Northwestern University Libraries’ Digital Preservation Policy should be approached in the context of other existing university and library policies and strategies, including the Collection Development Policies, Use of Electronic Resources Policy, Rights, Permissions and Reproductions Policy, McCormick Library Reading Room Policy, NU Purchasing and Strategic Sourcing policies, NU Network Privacy, Northwestern University Libraries Strategic Plan, SustainNU Strategic Plan, Northwestern University Strategic Plan, and other related policies and strategic plans that may be developed in the future.

Preservation Objectives

Scalability

Due to the many variabilities that comprise and affect data, there is no single, standardized ability to manage and preserve all digital assets. Such variabilities include, but are not limited to, file formats, metadata, user accessibility needs, or software and hardware obsolescence. Therefore, we seek to implement scalable preservation actions in three levels[ii] to balance preservation actions with the needs of our users, the priorities of Northwestern University Libraries, available resources, and technological capabilities.

Access, Authenticity, Integrity

Northwestern University Libraries seeks to provide its stakeholders with long-term access to authentic, usable versions of the digital material entrusted to our care to the best of our abilities

Professional Commitment

Digital preservation is a constantly evolving discipline. As such, Northwestern University Libraries is committed to collaborating with the broader digital preservation community to assess, develop, and participate in the field. We seek to innovate and develop leadership in the digital preservation field through our practices and partnerships.

Collaboration, Assessment

Effective and scalable digital preservation requires collaboration among colleagues, stakeholders, and vendors. Northwestern University Libraries regularly assesses these collaborations to measure the success of our digital preservation program against the Libraries’ resources and evolving technologies. We investigate and participate in new or additional agreements when they are beneficial to the Libraries’ strategies and capabilities.

Environmental Sustainability

We recognize that there are environmental costs to digital preservation including, but not limited to, energy consumption and electronic waste. We seek to conduct preservation actions and storage sustainably when possible.

Rights, Privacy, Security

Northwestern University Libraries upholds intellectual property rights, privacy concerns, and security of the content in our care. We document actions and preserve information about digital objects’ rights and privacy concerns. We assess and advocate for systems and storage which are managed securely. We leverage tools and systems to minimize risks of data loss and/or damage due to disasters, such as human error or natural disasters.

Identification of Content

The general scope of this policy covers digital items created by Northwestern University Libraries, digital materials that comprise the university scholarly record, preservation digital surrogates of physical library collection material, and natively electronic digital collections. More specifically, this may include content such as:

  • Products of digitization projects and associated metadata;
  • Items or collections from the NU community that Northwestern University Libraries’ have accepted a curatorial role for;
  • Electronic theses and dissertations (ETDs);
  • Items deposited in the institutional repository (e.g., Arch); or
  • Born-digital library and archival collection materials and associated metadata.

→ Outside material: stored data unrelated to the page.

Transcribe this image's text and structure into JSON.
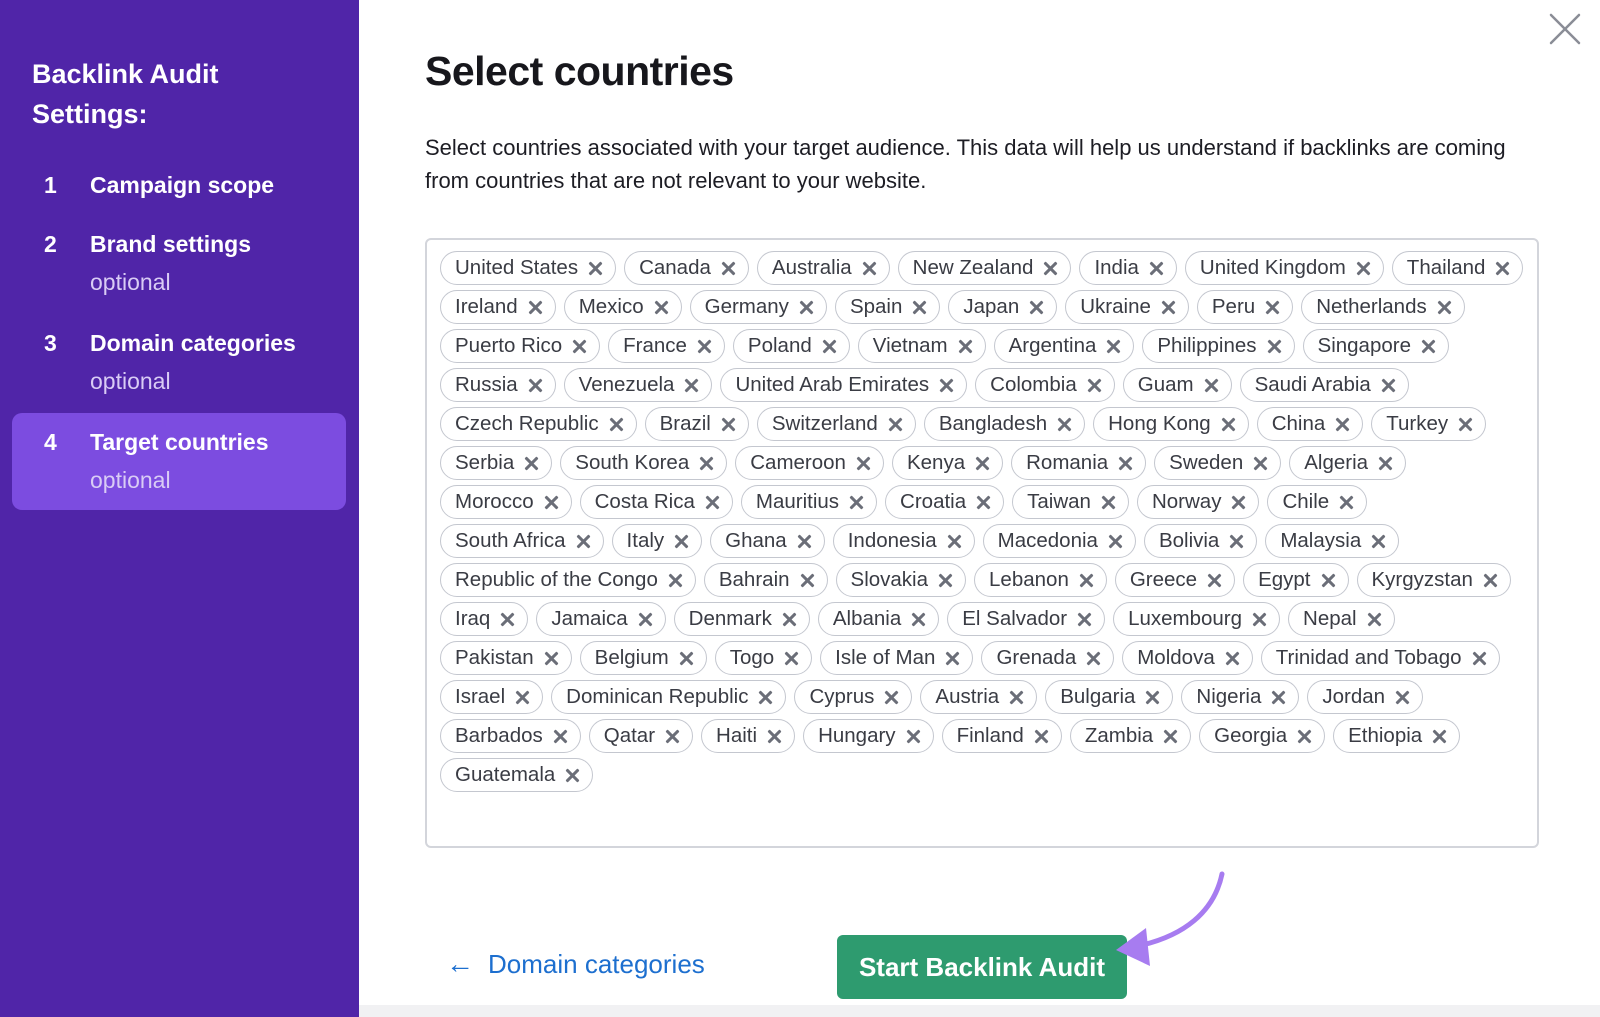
{
  "sidebar": {
    "title": "Backlink Audit Settings:",
    "steps": [
      {
        "num": "1",
        "label": "Campaign scope",
        "sub": ""
      },
      {
        "num": "2",
        "label": "Brand settings",
        "sub": "optional"
      },
      {
        "num": "3",
        "label": "Domain categories",
        "sub": "optional"
      },
      {
        "num": "4",
        "label": "Target countries",
        "sub": "optional"
      }
    ]
  },
  "main": {
    "title": "Select countries",
    "description": "Select countries associated with your target audience. This data will help us understand if backlinks are coming from countries that are not relevant to your website.",
    "countries": [
      "United States",
      "Canada",
      "Australia",
      "New Zealand",
      "India",
      "United Kingdom",
      "Thailand",
      "Ireland",
      "Mexico",
      "Germany",
      "Spain",
      "Japan",
      "Ukraine",
      "Peru",
      "Netherlands",
      "Puerto Rico",
      "France",
      "Poland",
      "Vietnam",
      "Argentina",
      "Philippines",
      "Singapore",
      "Russia",
      "Venezuela",
      "United Arab Emirates",
      "Colombia",
      "Guam",
      "Saudi Arabia",
      "Czech Republic",
      "Brazil",
      "Switzerland",
      "Bangladesh",
      "Hong Kong",
      "China",
      "Turkey",
      "Serbia",
      "South Korea",
      "Cameroon",
      "Kenya",
      "Romania",
      "Sweden",
      "Algeria",
      "Morocco",
      "Costa Rica",
      "Mauritius",
      "Croatia",
      "Taiwan",
      "Norway",
      "Chile",
      "South Africa",
      "Italy",
      "Ghana",
      "Indonesia",
      "Macedonia",
      "Bolivia",
      "Malaysia",
      "Republic of the Congo",
      "Bahrain",
      "Slovakia",
      "Lebanon",
      "Greece",
      "Egypt",
      "Kyrgyzstan",
      "Iraq",
      "Jamaica",
      "Denmark",
      "Albania",
      "El Salvador",
      "Luxembourg",
      "Nepal",
      "Pakistan",
      "Belgium",
      "Togo",
      "Isle of Man",
      "Grenada",
      "Moldova",
      "Trinidad and Tobago",
      "Israel",
      "Dominican Republic",
      "Cyprus",
      "Austria",
      "Bulgaria",
      "Nigeria",
      "Jordan",
      "Barbados",
      "Qatar",
      "Haiti",
      "Hungary",
      "Finland",
      "Zambia",
      "Georgia",
      "Ethiopia",
      "Guatemala"
    ],
    "back_label": "Domain categories",
    "start_label": "Start Backlink Audit"
  },
  "colors": {
    "sidebar_bg": "#5025a8",
    "active_step_bg": "#7c4ce0",
    "primary_button": "#2e9b6f",
    "link": "#1d6fcf",
    "annotation_arrow": "#a77cf0"
  },
  "icons": [
    "close-icon",
    "remove-tag-icon",
    "back-arrow-icon"
  ]
}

The scope of this policy does not include:

  • Working documents or administrative records created by the Libraries not yet transferred to the custody of the University Archives;
  • Access copies of born-digital archives or digitization projects; or
  • Databases, software, or systems used as tools by library staff.

Preservation Actions

File Format Migration

File format migration is a method of overcoming technological obsolescence by transferring digital files from one file format to another. Proprietary formats present challenges to some preservation activities. When possible, widely-used and supported formats will be transformed to a format that preserves the content and when possible the formatting and style of the original, but not necessarily the functionality.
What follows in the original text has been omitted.